Typing and gestures can be faster than speech.  I can type as fast as I can speak, if not faster. It is also generally easier to point at options than it is to describe them verbally.  Context and application switching is much easier with gestures than with speech. Think how hard it would be to use excel via a voice interface, or how much slower it would be to switch browser tabs via a verbal command versus command-tab.  

Voice is less efficient than typing or gestures because speech is fundamentally single-threaded—you can only hold one conversation at one time. But with gestures it is easy to point at different things simultaneously. This single threadedness of voice might be good if you think of your interface with the world as being a single “Hal,” but the reality of how we interact with things around us will, I hope, be more nuanced than that.

At lot of this was evident while using the Motorola smartwatch. I found myself unable to issue commands from the back of a cab with music playing and was reluctant to send my wife a note while eating in a noisy cafe. When I needed to look for directions, I consistently felt that it would have been faster to take out my phone and type rather than to search via speech.

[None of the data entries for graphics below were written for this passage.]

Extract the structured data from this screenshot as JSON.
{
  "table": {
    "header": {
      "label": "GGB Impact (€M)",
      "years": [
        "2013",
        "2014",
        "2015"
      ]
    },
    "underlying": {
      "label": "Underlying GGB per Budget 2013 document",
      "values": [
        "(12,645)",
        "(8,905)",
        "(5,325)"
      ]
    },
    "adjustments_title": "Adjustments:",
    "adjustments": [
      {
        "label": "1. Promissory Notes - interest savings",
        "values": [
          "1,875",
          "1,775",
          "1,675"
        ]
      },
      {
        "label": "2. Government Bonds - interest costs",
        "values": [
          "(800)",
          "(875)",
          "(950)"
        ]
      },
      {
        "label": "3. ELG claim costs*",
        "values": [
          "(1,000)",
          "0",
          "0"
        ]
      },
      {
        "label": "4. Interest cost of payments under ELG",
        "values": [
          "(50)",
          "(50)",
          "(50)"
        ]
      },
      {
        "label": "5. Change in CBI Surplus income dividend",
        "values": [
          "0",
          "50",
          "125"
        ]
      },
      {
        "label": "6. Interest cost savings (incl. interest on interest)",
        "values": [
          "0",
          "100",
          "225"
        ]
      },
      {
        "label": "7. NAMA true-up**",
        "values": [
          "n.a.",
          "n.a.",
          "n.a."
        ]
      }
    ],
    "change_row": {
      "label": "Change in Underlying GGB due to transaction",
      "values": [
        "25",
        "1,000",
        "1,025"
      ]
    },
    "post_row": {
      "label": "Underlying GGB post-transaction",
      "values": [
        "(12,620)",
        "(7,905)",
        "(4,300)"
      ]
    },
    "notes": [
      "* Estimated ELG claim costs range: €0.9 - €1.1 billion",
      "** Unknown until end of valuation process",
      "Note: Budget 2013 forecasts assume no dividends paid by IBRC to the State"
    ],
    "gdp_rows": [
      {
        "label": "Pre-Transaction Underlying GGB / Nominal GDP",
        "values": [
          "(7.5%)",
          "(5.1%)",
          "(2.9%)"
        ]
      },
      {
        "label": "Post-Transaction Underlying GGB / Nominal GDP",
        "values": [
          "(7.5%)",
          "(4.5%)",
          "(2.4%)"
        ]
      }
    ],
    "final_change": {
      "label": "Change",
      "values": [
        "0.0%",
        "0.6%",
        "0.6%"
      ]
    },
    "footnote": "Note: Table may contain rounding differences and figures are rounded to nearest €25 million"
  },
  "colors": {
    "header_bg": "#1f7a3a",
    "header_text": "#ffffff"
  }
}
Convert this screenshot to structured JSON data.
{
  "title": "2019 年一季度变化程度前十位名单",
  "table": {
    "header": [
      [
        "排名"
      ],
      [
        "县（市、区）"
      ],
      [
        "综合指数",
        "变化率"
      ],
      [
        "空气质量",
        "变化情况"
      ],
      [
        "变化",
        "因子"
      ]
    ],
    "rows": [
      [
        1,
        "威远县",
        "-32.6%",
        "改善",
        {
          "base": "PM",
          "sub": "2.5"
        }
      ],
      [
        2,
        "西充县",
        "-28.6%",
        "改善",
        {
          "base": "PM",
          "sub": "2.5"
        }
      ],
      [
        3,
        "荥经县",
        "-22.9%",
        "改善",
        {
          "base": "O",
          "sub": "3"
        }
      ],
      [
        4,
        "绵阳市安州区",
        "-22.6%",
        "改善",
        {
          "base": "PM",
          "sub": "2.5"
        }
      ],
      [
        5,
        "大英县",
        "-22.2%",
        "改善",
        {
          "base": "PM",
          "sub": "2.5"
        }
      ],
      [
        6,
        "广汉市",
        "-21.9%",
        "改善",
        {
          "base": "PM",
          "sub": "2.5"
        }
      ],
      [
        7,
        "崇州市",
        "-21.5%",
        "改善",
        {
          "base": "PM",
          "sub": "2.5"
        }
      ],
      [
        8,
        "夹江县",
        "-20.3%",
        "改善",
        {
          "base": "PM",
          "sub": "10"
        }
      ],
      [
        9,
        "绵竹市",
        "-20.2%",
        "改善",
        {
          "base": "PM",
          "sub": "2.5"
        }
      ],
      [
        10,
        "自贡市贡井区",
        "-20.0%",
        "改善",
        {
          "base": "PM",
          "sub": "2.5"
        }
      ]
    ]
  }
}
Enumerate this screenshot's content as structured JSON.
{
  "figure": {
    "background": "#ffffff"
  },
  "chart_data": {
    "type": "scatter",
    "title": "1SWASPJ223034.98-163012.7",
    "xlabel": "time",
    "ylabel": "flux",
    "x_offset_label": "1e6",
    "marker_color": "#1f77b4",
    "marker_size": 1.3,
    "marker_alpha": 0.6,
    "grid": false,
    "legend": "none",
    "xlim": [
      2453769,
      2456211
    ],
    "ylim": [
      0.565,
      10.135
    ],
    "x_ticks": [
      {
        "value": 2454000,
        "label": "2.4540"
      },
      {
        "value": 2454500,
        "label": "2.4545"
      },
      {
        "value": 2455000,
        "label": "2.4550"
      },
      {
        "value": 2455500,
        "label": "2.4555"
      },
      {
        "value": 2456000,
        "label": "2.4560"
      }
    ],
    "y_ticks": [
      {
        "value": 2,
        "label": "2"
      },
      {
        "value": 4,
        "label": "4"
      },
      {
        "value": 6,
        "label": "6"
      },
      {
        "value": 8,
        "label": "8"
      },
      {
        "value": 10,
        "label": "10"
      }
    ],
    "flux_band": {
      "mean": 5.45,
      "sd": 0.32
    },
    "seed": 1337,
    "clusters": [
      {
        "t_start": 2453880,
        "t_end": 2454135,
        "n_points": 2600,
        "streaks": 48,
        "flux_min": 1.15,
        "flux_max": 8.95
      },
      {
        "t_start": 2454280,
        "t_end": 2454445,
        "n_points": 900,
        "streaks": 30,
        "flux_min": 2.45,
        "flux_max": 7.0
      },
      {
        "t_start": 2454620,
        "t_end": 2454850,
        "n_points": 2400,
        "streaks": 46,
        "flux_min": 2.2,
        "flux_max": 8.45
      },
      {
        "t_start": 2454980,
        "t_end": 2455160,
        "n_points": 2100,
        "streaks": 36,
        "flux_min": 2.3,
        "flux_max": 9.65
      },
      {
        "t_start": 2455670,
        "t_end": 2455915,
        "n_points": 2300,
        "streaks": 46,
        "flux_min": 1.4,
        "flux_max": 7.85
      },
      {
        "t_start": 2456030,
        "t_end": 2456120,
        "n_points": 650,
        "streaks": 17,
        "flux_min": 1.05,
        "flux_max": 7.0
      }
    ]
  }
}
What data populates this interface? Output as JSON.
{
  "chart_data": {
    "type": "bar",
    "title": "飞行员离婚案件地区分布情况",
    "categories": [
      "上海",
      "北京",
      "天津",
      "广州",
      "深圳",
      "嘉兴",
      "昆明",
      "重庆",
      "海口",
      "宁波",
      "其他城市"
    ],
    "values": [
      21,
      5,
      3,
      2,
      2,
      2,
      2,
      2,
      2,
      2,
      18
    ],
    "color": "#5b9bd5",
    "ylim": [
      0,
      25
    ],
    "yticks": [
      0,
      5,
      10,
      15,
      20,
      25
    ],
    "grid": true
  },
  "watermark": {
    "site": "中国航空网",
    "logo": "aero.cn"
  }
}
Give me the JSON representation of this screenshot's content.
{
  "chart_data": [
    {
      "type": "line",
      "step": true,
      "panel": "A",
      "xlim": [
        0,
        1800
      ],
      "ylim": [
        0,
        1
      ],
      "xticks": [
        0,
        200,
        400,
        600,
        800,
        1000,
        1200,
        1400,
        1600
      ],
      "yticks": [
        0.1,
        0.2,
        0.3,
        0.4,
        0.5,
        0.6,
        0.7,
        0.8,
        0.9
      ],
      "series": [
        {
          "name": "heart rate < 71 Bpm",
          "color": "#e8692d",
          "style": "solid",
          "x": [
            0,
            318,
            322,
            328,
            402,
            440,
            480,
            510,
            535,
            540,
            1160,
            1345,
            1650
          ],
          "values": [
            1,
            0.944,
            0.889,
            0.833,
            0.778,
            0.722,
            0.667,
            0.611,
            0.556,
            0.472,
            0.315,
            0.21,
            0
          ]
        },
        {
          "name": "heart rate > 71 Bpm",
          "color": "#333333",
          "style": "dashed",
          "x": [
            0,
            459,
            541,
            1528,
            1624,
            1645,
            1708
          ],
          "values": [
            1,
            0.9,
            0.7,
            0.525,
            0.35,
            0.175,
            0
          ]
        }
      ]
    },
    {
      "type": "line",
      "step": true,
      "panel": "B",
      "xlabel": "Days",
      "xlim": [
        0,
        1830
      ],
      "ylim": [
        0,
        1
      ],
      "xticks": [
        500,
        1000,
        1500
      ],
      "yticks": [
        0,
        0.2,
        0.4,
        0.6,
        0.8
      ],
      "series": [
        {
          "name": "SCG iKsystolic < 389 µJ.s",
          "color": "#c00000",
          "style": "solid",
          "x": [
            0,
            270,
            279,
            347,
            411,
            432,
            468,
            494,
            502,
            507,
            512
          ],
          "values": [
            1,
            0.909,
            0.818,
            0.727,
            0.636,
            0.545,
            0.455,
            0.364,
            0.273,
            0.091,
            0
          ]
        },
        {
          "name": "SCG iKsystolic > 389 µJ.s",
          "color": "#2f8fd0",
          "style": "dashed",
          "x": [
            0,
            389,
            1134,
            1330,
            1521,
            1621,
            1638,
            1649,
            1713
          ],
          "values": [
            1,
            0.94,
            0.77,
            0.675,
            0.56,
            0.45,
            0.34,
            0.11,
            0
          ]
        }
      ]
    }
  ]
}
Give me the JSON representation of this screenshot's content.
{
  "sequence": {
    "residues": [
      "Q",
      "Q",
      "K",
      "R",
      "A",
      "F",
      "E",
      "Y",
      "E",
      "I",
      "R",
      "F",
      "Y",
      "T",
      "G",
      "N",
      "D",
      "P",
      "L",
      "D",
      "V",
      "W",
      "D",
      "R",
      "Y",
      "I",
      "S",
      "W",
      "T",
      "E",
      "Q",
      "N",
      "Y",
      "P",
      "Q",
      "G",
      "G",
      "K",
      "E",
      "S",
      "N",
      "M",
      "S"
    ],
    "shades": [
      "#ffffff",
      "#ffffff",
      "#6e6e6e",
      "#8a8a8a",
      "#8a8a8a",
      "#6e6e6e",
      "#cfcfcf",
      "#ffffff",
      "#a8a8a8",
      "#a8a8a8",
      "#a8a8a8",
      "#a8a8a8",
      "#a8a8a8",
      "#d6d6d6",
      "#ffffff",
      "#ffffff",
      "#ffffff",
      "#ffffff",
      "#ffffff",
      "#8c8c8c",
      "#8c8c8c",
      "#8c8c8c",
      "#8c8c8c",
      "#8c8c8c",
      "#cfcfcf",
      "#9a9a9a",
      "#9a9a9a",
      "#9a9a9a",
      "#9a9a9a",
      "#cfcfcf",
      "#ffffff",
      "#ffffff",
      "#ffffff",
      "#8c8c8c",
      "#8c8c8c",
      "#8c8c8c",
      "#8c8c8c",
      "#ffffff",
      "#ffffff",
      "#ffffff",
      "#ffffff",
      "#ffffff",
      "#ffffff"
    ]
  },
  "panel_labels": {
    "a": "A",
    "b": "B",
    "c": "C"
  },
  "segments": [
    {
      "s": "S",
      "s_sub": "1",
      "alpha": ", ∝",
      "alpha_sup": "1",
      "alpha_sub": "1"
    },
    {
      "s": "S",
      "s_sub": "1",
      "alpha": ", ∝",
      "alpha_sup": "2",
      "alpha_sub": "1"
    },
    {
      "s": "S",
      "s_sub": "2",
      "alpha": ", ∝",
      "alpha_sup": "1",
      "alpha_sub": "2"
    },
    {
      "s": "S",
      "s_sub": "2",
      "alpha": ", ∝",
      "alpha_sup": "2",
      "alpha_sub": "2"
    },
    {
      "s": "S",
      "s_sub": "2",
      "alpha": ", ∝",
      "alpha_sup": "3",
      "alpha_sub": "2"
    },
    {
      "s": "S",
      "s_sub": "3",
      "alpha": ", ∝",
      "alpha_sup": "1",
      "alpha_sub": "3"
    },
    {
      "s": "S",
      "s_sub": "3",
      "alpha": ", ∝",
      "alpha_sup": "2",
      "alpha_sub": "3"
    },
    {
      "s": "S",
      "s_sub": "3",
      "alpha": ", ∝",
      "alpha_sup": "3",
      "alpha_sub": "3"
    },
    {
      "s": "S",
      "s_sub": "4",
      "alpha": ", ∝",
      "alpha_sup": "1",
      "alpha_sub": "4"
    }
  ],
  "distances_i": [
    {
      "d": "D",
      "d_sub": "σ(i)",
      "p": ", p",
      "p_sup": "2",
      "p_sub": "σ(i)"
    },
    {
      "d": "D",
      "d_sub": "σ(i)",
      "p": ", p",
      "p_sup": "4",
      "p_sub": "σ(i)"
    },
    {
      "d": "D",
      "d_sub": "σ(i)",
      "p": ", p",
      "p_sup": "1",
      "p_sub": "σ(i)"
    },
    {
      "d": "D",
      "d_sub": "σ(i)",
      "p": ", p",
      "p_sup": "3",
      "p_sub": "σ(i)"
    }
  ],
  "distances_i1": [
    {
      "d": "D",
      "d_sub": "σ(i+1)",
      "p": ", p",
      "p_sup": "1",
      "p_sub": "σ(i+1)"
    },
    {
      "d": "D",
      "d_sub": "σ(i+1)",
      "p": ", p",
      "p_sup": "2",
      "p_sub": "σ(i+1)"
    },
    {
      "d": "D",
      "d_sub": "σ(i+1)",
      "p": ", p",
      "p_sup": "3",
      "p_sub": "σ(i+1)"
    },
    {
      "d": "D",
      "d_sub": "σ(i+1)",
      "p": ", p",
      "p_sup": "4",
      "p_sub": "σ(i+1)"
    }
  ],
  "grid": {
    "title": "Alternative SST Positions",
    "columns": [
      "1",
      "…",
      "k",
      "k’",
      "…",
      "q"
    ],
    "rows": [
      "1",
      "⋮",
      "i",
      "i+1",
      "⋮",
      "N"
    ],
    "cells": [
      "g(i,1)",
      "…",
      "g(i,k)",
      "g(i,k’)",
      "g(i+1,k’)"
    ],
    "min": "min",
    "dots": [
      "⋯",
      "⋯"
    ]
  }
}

The upshot is that voice recognition is a classic example of a technology that makes engineers extremely excited because it is challenging. Certain companies like it because it represents a theoretically simple model of interaction where you interact with one monolithic application (which they want to be).  While I’m glad that companies and engineers find it intriguing, because there are some useful applications, the importance of it gets frequently overstated from a product and interface perspective resulting in over-investment in products that rely on voice as an input.